Side-task (you can also do it by hand): can you automatically create your train and holdout set in Python, given the annotation text files?
Task: given a textfile with a list of image names, extract features and perform vector quantization to get a feature vector for each image.
Train an object classifier
Given the feature vectors and image labels for our train set, we can now train a classifier to discriminate between the two. I suggest to use SciKit Learn or LibSVM to train a model. For LibSVM, you will need to download the LibSVM package, and put
svm.py in the same folder as your scripts.
See this page on how to fill in X (training feature vectors), Y (the labels) and Z (holdout feature vectors)

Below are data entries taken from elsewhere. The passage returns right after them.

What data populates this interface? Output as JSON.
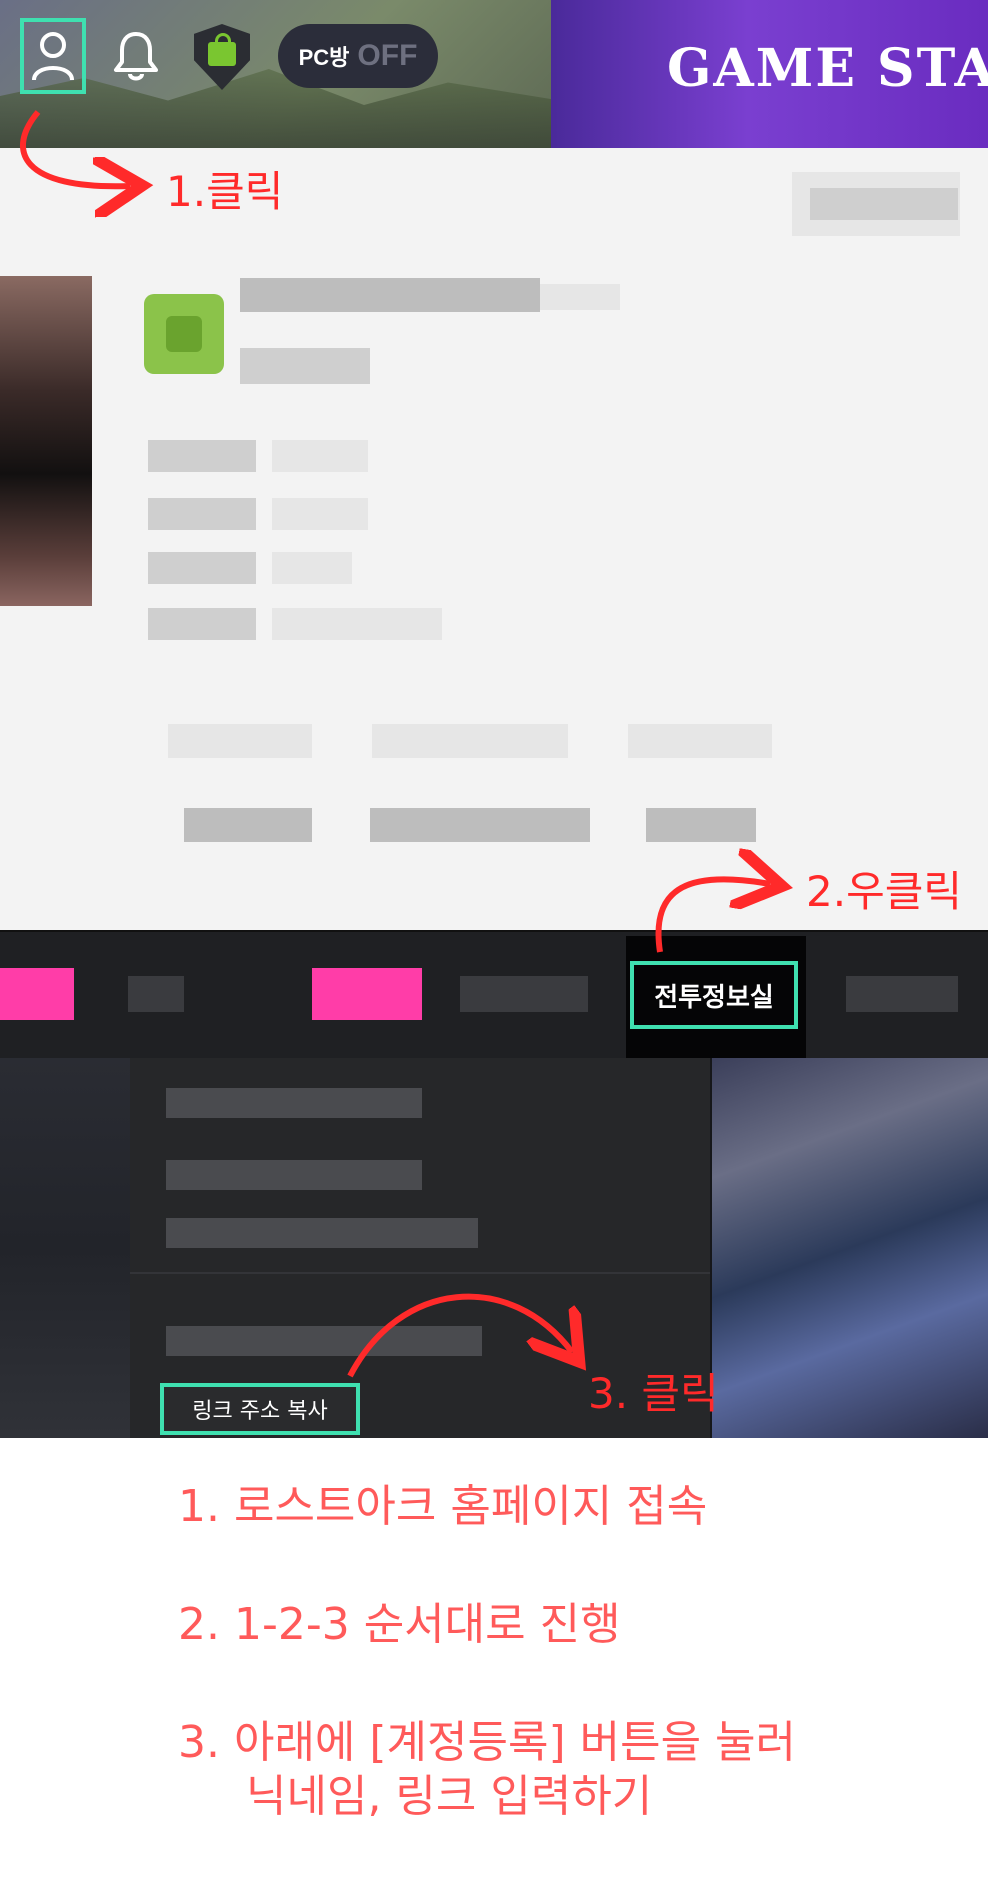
{
  "header": {
    "banner_text": "GAME STAR",
    "pc_label": "PC방",
    "pc_status": "OFF"
  },
  "nav": {
    "active_tab_label": "전투정보실"
  },
  "context_menu": {
    "copy_link_label": "링크 주소 복사"
  },
  "annotations": {
    "step1": "1.클릭",
    "step2": "2.우클릭",
    "step3": "3. 클릭"
  },
  "instructions": {
    "line1": "1. 로스트아크 홈페이지 접속",
    "line2": "2. 1-2-3 순서대로 진행",
    "line3a": "3. 아래에 [계정등록] 버튼을 눌러",
    "line3b": "닉네임, 링크 입력하기"
  },
  "colors": {
    "highlight": "#3fe0b0",
    "annotation": "#ff2a2a",
    "instruction": "#ff5a5a",
    "banner": "#6a2cc0"
  },
  "icons": [
    "user-icon",
    "bell-icon",
    "shop-icon"
  ]
}
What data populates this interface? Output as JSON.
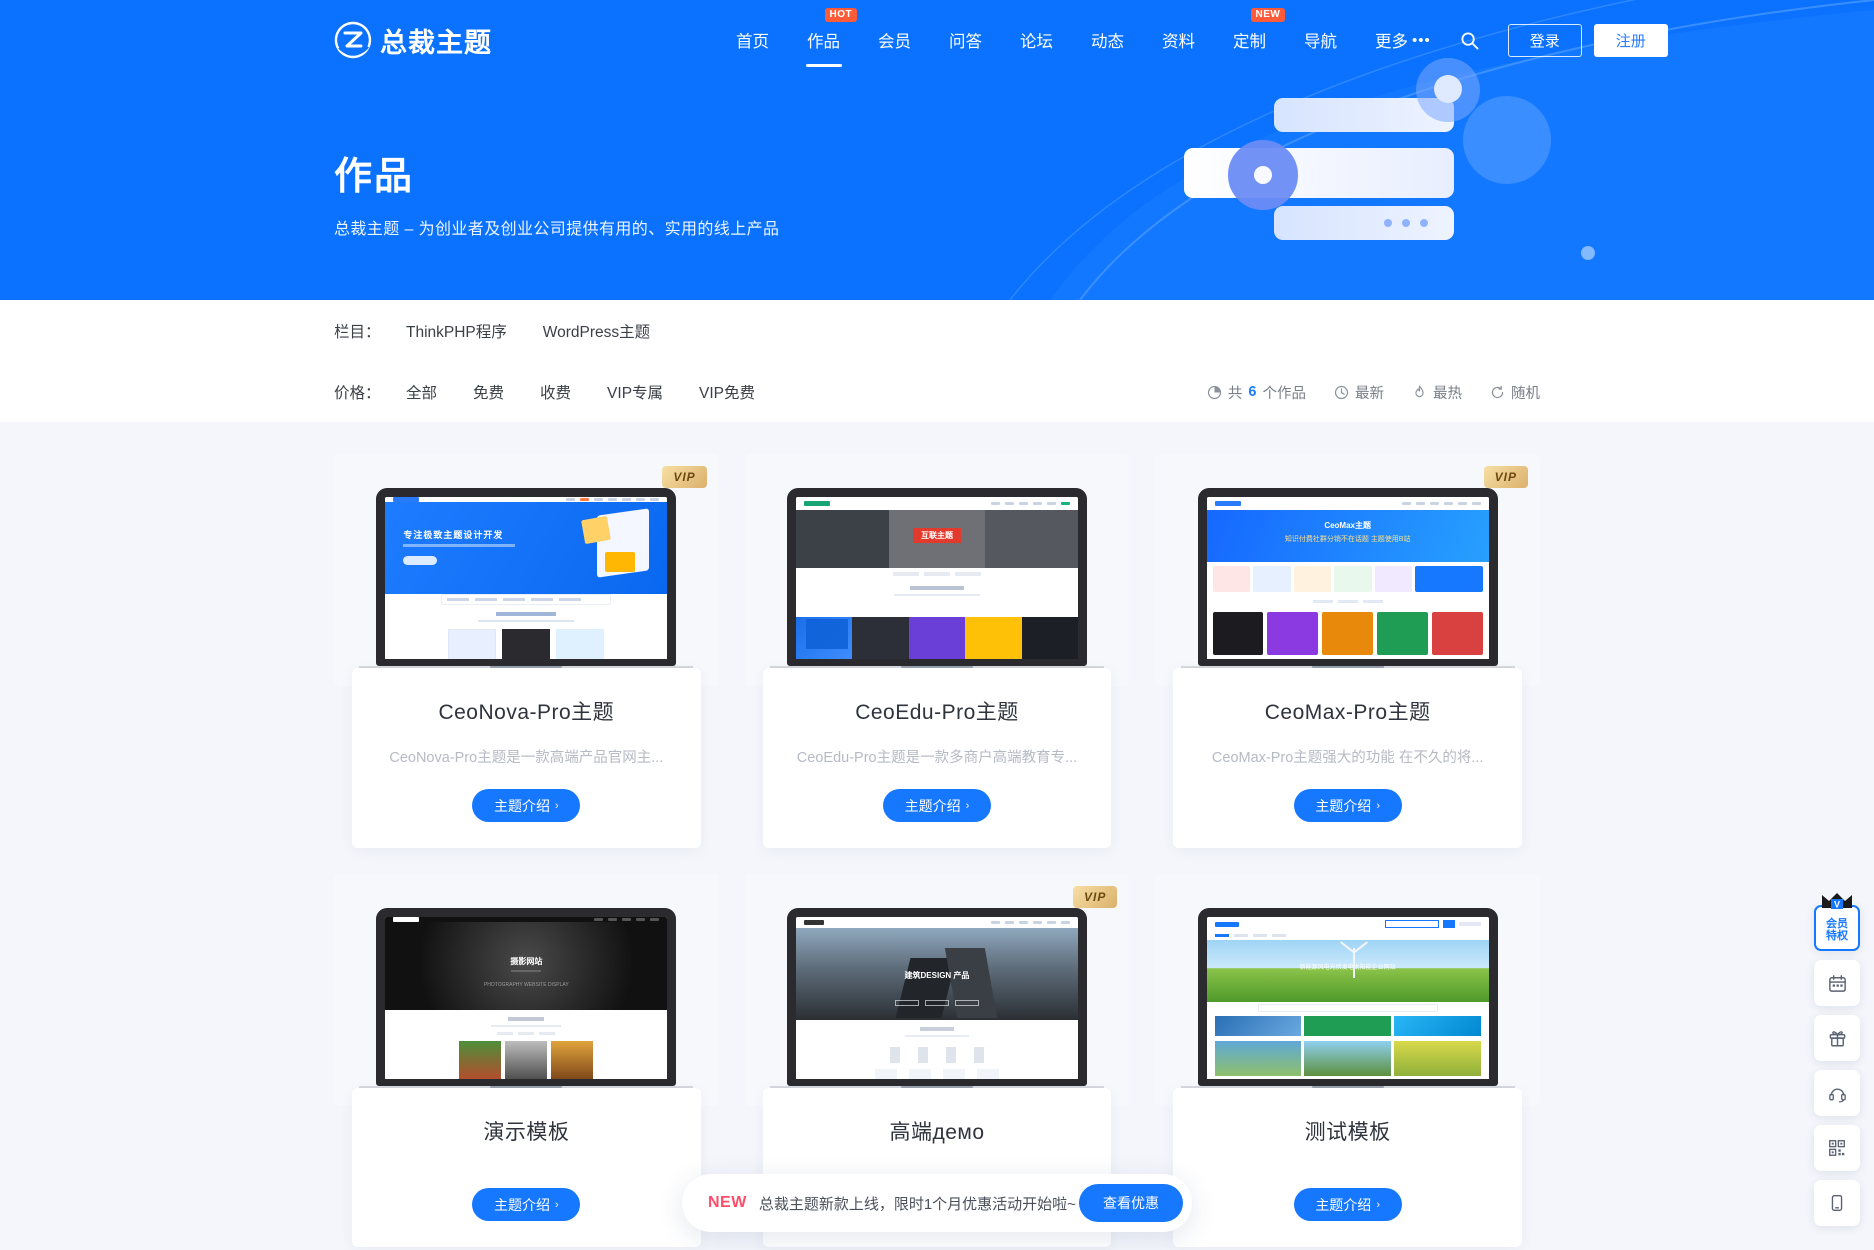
{
  "site": {
    "brand": "总裁主题",
    "logo_icon": "z-logo-icon"
  },
  "nav": {
    "items": [
      {
        "label": "首页",
        "badge": "",
        "active": false
      },
      {
        "label": "作品",
        "badge": "HOT",
        "active": true
      },
      {
        "label": "会员",
        "badge": "",
        "active": false
      },
      {
        "label": "问答",
        "badge": "",
        "active": false
      },
      {
        "label": "论坛",
        "badge": "",
        "active": false
      },
      {
        "label": "动态",
        "badge": "",
        "active": false
      },
      {
        "label": "资料",
        "badge": "",
        "active": false
      },
      {
        "label": "定制",
        "badge": "NEW",
        "active": false
      },
      {
        "label": "导航",
        "badge": "",
        "active": false
      },
      {
        "label": "更多",
        "badge": "",
        "active": false,
        "dots": "•••"
      }
    ],
    "search_icon": "search-icon",
    "login_label": "登录",
    "register_label": "注册"
  },
  "hero": {
    "title": "作品",
    "subtitle": "总裁主题 – 为创业者及创业公司提供有用的、实用的线上产品",
    "bg_color": "#0a72ff"
  },
  "filters": {
    "category_label": "栏目：",
    "categories": [
      "ThinkPHP程序",
      "WordPress主题"
    ],
    "price_label": "价格：",
    "prices": [
      "全部",
      "免费",
      "收费",
      "VIP专属",
      "VIP免费"
    ],
    "meta": [
      {
        "icon": "pie-chart-icon",
        "prefix": "共 ",
        "count": "6",
        "suffix": " 个作品"
      },
      {
        "icon": "clock-icon",
        "label": "最新"
      },
      {
        "icon": "fire-icon",
        "label": "最热"
      },
      {
        "icon": "refresh-icon",
        "label": "随机"
      }
    ]
  },
  "cards": [
    {
      "title": "CeoNova-Pro主题",
      "desc": "CeoNova-Pro主题是一款高端产品官网主...",
      "button": "主题介绍",
      "vip": "VIP",
      "thumb_style": "blue-hero",
      "thumb_headline": "专注极致主题设计开发"
    },
    {
      "title": "CeoEdu-Pro主题",
      "desc": "CeoEdu-Pro主题是一款多商户高端教育专...",
      "button": "主题介绍",
      "vip": "",
      "thumb_style": "edu-hero",
      "thumb_headline": "互联主题"
    },
    {
      "title": "CeoMax-Pro主题",
      "desc": "CeoMax-Pro主题强大的功能 在不久的将...",
      "button": "主题介绍",
      "vip": "VIP",
      "thumb_style": "max-hero",
      "thumb_headline": "CeoMax主题"
    },
    {
      "title": "演示模板",
      "desc": "",
      "button": "主题介绍",
      "vip": "",
      "thumb_style": "photo-dark",
      "thumb_headline": "摄影网站"
    },
    {
      "title": "高端демо",
      "desc": "",
      "button": "主题介绍",
      "vip": "VIP",
      "thumb_style": "arch-dark",
      "thumb_headline": "建筑DESIGN 产品"
    },
    {
      "title": "测试模板",
      "desc": "",
      "button": "主题介绍",
      "vip": "",
      "thumb_style": "green-hero",
      "thumb_headline": ""
    }
  ],
  "dock": {
    "items": [
      {
        "name": "vip-privilege",
        "label_line1": "会员",
        "label_line2": "特权",
        "icon": "crown-icon"
      },
      {
        "name": "calendar",
        "icon": "calendar-icon"
      },
      {
        "name": "gift",
        "icon": "gift-icon"
      },
      {
        "name": "support",
        "icon": "headset-icon"
      },
      {
        "name": "qrcode",
        "icon": "qrcode-icon"
      },
      {
        "name": "mobile",
        "icon": "mobile-icon"
      }
    ]
  },
  "toast": {
    "badge": "NEW",
    "text": "总裁主题新款上线，限时1个月优惠活动开始啦~",
    "button": "查看优惠"
  }
}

from sklearn import svm cls = svm.SVC(probability=False) cls.fit(X, Y) print cls.predict(Z)
Task: train an SVM model on the train set
Task: apply the model to your holdout set
Task: by default, SVM software gives binary labels as output. Compute accuracy from this output
Task: get the SVM to output probabilities (or a better name, likelihoods), and use these to rank the output images. Compute average precision over this ranking (or precision@5, @10 and recall@5, @10)
Task: visualize your ranking: what goes wrong, what goes right? Do think the model is trained well enough? Does it work better with less/more examples?
Difficulty of object discrimination
Task: investigate additional pairs of object categories, and how well they can be discriminated. For this to work, you will need to construct a (new) holdout set which is common to all pairs.
Task: does training a one-vs-all classifier (e.g. including negatives for many object categories) improve precision on the new holdout set? And on the old holdout set with just two categories? Does adding negatives of other categories help there?
Option: Add a spatial pyramid
For this, look into the
--pointSelector option of the ColorDescriptor software, together with
--codebook. The latter option uses the vector quantization built into the ColorDescriptor software. What is the speed difference between your implementation and that of the software?
Option: Create your own codebook
exampleConstructCodebook.py script included with the ColorDescriptor software, and try creating your own codebook tailored to your classification task.